Prime Time
Gordon and Sarah Brown Roll Out the Welcome Mat in London
With London hosting its biggest season for a quarter of a century, who better to open the proceedings at Somerset House—a little, British Louvre-on-Thames, with full Georgian trimmings—than fashion's most-loved milliner, Stephen Jones? With the generosity of spirit that is buoying up the collective morale in this city, Jones and Michael Howells (the British set-design maestro who creates Galliano's runway fantasias) showcased the work of four young milliners on a turntable dais of stacked Beaton-esque black-and-white hatboxes and Jasper-ware Wedgwood urns. The showcase set the tone for a five-day concerted national effort to consolidate the city's rep as a hot spot for young talent that is underpinned by a culture of internationally experienced creative elders who are happy to help raise up the new—and companies and designers, like Burberry, Pringle of Scotland, Antonio Berardi, and Jonathan Saunders, who have voted with their feet and brought their shows back to British soil.
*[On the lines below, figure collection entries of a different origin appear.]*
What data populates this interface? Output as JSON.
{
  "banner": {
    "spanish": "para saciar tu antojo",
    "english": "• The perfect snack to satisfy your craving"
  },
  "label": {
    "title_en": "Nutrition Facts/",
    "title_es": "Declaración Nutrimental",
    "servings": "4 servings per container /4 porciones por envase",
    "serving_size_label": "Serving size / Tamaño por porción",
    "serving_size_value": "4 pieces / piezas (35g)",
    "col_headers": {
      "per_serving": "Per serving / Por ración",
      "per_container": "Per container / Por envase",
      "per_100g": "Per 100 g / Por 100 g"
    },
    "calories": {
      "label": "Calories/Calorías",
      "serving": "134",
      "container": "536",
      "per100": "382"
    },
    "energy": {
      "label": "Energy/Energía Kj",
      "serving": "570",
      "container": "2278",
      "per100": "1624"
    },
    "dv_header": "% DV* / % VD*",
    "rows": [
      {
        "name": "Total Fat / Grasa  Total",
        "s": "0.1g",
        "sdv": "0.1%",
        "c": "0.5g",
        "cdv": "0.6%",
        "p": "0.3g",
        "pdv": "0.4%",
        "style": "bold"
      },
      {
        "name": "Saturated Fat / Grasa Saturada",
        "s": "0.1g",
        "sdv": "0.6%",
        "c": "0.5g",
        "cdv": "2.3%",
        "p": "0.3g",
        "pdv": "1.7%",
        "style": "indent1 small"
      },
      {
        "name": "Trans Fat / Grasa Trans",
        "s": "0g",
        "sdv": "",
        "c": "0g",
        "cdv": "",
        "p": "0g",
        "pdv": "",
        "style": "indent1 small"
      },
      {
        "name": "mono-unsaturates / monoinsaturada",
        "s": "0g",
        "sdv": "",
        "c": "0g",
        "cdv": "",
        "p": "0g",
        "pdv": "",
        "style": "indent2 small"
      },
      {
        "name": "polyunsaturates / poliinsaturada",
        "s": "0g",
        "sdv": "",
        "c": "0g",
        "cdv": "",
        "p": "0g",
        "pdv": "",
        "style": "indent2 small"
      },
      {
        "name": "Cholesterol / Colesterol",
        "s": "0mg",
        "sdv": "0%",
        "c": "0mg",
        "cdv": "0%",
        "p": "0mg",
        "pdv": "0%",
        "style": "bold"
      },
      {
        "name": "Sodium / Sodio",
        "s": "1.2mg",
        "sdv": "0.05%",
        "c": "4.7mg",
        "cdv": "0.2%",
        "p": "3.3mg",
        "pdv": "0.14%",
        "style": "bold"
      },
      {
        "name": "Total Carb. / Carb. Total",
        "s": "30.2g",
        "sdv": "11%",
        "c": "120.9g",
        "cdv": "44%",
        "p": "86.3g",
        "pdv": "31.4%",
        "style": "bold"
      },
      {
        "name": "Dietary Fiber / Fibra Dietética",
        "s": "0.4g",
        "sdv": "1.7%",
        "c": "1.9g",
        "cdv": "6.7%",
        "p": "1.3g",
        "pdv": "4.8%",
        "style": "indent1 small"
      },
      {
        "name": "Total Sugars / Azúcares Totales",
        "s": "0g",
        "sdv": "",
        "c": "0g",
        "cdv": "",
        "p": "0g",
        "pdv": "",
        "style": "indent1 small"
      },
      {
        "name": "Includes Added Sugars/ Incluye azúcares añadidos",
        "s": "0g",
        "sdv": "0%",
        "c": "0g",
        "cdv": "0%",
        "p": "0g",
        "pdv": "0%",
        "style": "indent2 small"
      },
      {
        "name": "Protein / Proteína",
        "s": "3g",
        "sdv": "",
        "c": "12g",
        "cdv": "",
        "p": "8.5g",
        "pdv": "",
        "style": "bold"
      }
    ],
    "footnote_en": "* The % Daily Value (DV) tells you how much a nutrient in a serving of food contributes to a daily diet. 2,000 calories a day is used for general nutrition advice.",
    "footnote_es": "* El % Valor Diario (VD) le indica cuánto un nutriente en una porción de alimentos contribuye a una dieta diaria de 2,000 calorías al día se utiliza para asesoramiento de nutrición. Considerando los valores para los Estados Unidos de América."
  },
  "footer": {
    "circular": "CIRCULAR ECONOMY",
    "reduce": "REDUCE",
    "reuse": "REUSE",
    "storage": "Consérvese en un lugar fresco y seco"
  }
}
Bookending a day in which, for once, the weather cooperated beautifully, Sarah Brown, the prime minister's wife, held a joint party with her next-door neighbor, the chancellor of the exchequer's wife, throwing open Numbers 10 and 11 Downing Street to designers, retailers, and foreign press. Mrs. Brown, in a black dress with a richly embroidered hem from Erdem's pre-collection, spoke animatedly about the importance of fashion creativity as a defining aspect of Britain's identity—and a major contibutor to the national economy. Then she nipped into an anteroom where, as it turned out, Gordon Brown had looked in to be introduced to Christopher Bailey, Christopher Kane, and the newcomer Joanna Sykes.